Dernière ligne droite du réquisitoire marathon au procès des attentats du 13-Novembre
Quelles peines réclamées contre Salah Abdeslam et ses 19 coaccusés? Le parquet national antiterroriste (Pnat) achève vendredi après-midi son réquisitoire-marathon au procès des attentats du 13-Novembre, six ans et demi après une nuit d'horreur qui a fait 130 morts.
Depuis mercredi, les trois représentants du Pnat reconstituent méticuleusement "le puzzle" des pires attaques commises sur le sol français, de la genèse du projet né en Syrie au recrutement de "jihadistes aguerris" par le groupe Etat islamique, jusqu'aux ultimes préparatifs.
Pendant les onze premières heures de leurs réquisitions, les avocats généraux ont, dans un exposé précis et parfois aride, décortiqué les charges qu'ils retiennent à l'encontre des 20 accusés renvoyés devant la cour d'assises spéciale de Paris, dont six jugés en leur absence.
Douze d'entre eux encourent la réclusion criminelle à perpétuité.
Le Pnat demandera-t-il la perpétuité avec une période de sûreté "incompressible" contre Salah Abdeslam, unique membre encore en vie des commandos qui ont frappé la France le 13 novembre 2015, sidérant le pays?
L'accusation a éreinté jeudi la ligne de défense de Salah Abdeslam. Resté mutique pendant la quasi-totalité de l'enquête, le Français de 32 ans a affirmé à plusieurs reprises à l'audience avoir "renoncé" à déclencher sa ceinture explosive le soir des attentats, "par humanité".

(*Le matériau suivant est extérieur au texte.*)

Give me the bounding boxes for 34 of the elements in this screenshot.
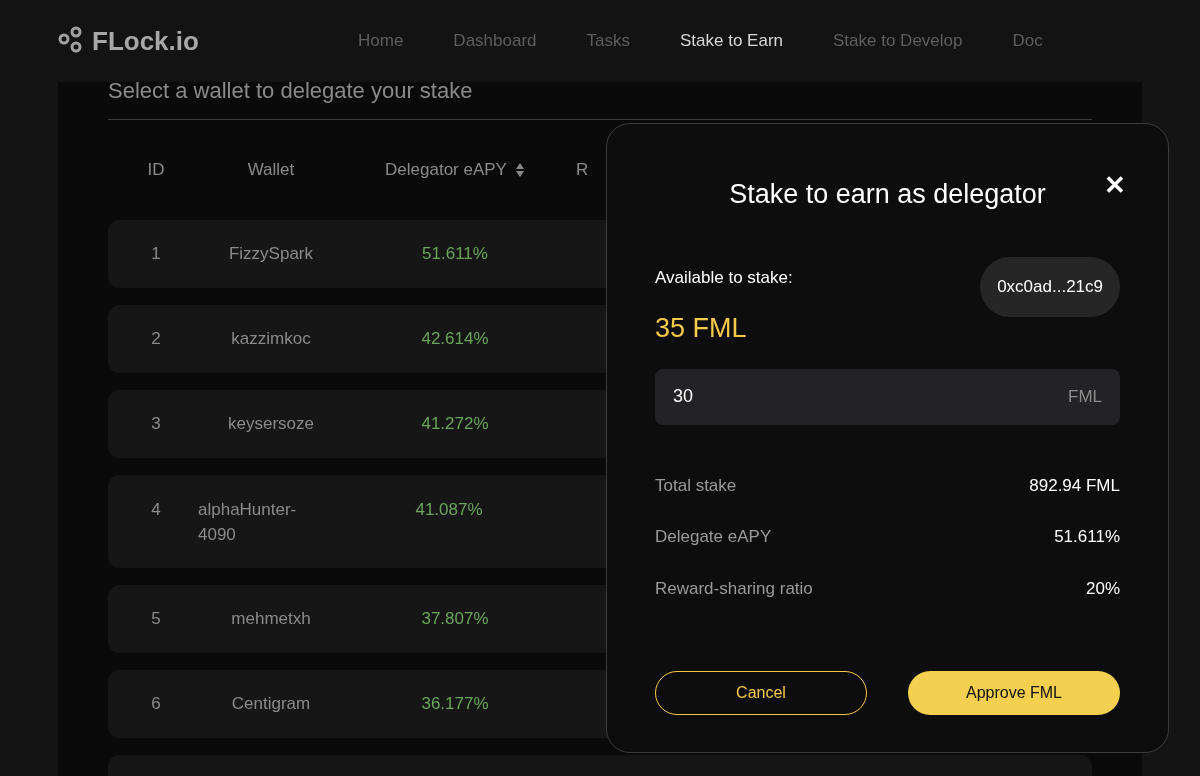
eapy-cell-text: 42.614% bbox=[420, 328, 490, 351]
stat-value: 20% bbox=[1085, 577, 1120, 600]
eapy-cell-text: 41.272% bbox=[420, 413, 490, 436]
column-header: ID bbox=[147, 159, 165, 182]
column-header: R bbox=[576, 160, 589, 180]
eapy-cell-text: 41.087% bbox=[414, 499, 484, 521]
id-cell-text: 2 bbox=[150, 328, 162, 351]
id-cell-text: 6 bbox=[150, 693, 162, 716]
input-value: 30 bbox=[673, 385, 694, 408]
stat-value: 892.94 FML bbox=[1029, 474, 1120, 497]
id-cell-text: 3 bbox=[150, 413, 162, 436]
stat-label: Total stake bbox=[655, 474, 737, 497]
wallet-cell-text: kazzimkoc bbox=[230, 328, 312, 351]
eapy-cell-text: 36.177% bbox=[420, 693, 490, 716]
logo-text: FLock.io bbox=[92, 24, 199, 58]
wallet-cell-text: Centigram bbox=[230, 693, 312, 716]
stat-value: 51.611% bbox=[1054, 526, 1120, 548]
unit-label: FML bbox=[1068, 385, 1102, 408]
stat-label: Delegate eAPY bbox=[655, 526, 772, 548]
column-header: Delegator eAPY bbox=[385, 159, 507, 182]
available-label: Available to stake: bbox=[655, 266, 793, 289]
column-header: Wallet bbox=[247, 159, 295, 182]
id-cell-text: 1 bbox=[150, 243, 162, 266]
wallet-cell-text: alphaHunter-4090 bbox=[198, 499, 298, 546]
wallet-cell-text: keysersoze bbox=[227, 413, 315, 436]
available-amount: 35 FML bbox=[655, 312, 748, 345]
section-title: Select a wallet to delegate your stake bbox=[108, 82, 1092, 120]
stat-label: Reward-sharing ratio bbox=[655, 577, 813, 600]
modal-title: Stake to earn as delegator bbox=[729, 178, 1046, 211]
id-cell-text: 5 bbox=[150, 608, 162, 631]
wallet-cell-text: mehmetxh bbox=[230, 608, 312, 631]
wallet-cell-text: FizzySpark bbox=[227, 243, 315, 266]
eapy-cell-text: 37.807% bbox=[420, 608, 490, 631]
eapy-cell-text: 51.611% bbox=[421, 243, 489, 266]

Il a assuré avoir rejoint la cellule jihadiste "au dernier moment", contestant avoir été "une véritable recrue" ou même un "remplaçant", a relevé l'avocat général Nicolas Le Bris, ironisant sur ce prétendu rôle du "terroriste tombé du ciel".
"Tout cela n'est pas crédible", a balayé le magistrat. "Son but était de couper tout lien avec les terroristes, s'en désolidariser".
- "Conviction" -
Voisin loquace de box et ami d'enfance de Salah Abdeslam, Mohamed Abrini, "l'homme au chapeau" des attentats de Bruxelles en mars 2016, était lui aussi "bien prévu" pour le 13-Novembre, selon le parquet.
Il avait la veille accompagné les commandos dans le "convoi de la mort" de Bruxelles à la région parisienne.
Son "départ précipité" dans la nuit du 12 au 13 novembre 2015, dû selon l'accusation à un renoncement de dernière minute, a "constitué un imprévu pour tous les membres des commandos", a estimé Nicolas Le Bris.
Le parquet s'est dit "convaincu" que "11 hommes" devaient faire partie des commandos. Tout comme il a "la conviction" que les accusés Osama Krayem et Sofien Ayari devaient "commettre un attentat le soir du 13 novembre" à l'aéroport de Schiphol, à Amsterdam.
Le "pourquoi" de leur renoncement reste un mystère mais ils sont les "deux survivants des commandos néerlandais", a lancé Nicolas Le Bris.
Membres d'une même cellule dont les commandos sont "interchangeables" et des "machines à tuer", le Suédois Osama Krayem et le Tunisien Sofien Ayari sont "bel et bien" pour le ministère public les "complices" des attentats commis à Paris et Saint-Denis.
Dans son réquisitoire, l'accusation n'a pas non plus épargné les 10 autres accusés présents, soupçonnés d'avoir apporté leur aide à la cellule.
Le Pnat ne fait "pas de confusion entre les niveaux de responsabilité de chacun", a assuré l'avocat général Nicolas Braconnay. Pour autant, "nous récusons fortement l'expression de +seconds couteaux+".
"Tous protestent qu'ils ont les mains propres" mais "par conviction, complaisance, lâcheté ou appât du gain, ils ont nourri la bête, ils ont logé la bête, ils ont transporté la bête, ils ont protégé la clandestinité de la bête, ils ont contribué à armer la bête", a égrené le magistrat.
Sans eux, "il n'y aurait pas eu d'attentats", a-t-il insisté.
Les demandes de l'accusation sur les peines sont attendues vendredi en milieu d'après-midi.
La parole sera donnée à la défense à partir de lundi et pour deux semaines. Le verdict est attendu le 29 juin.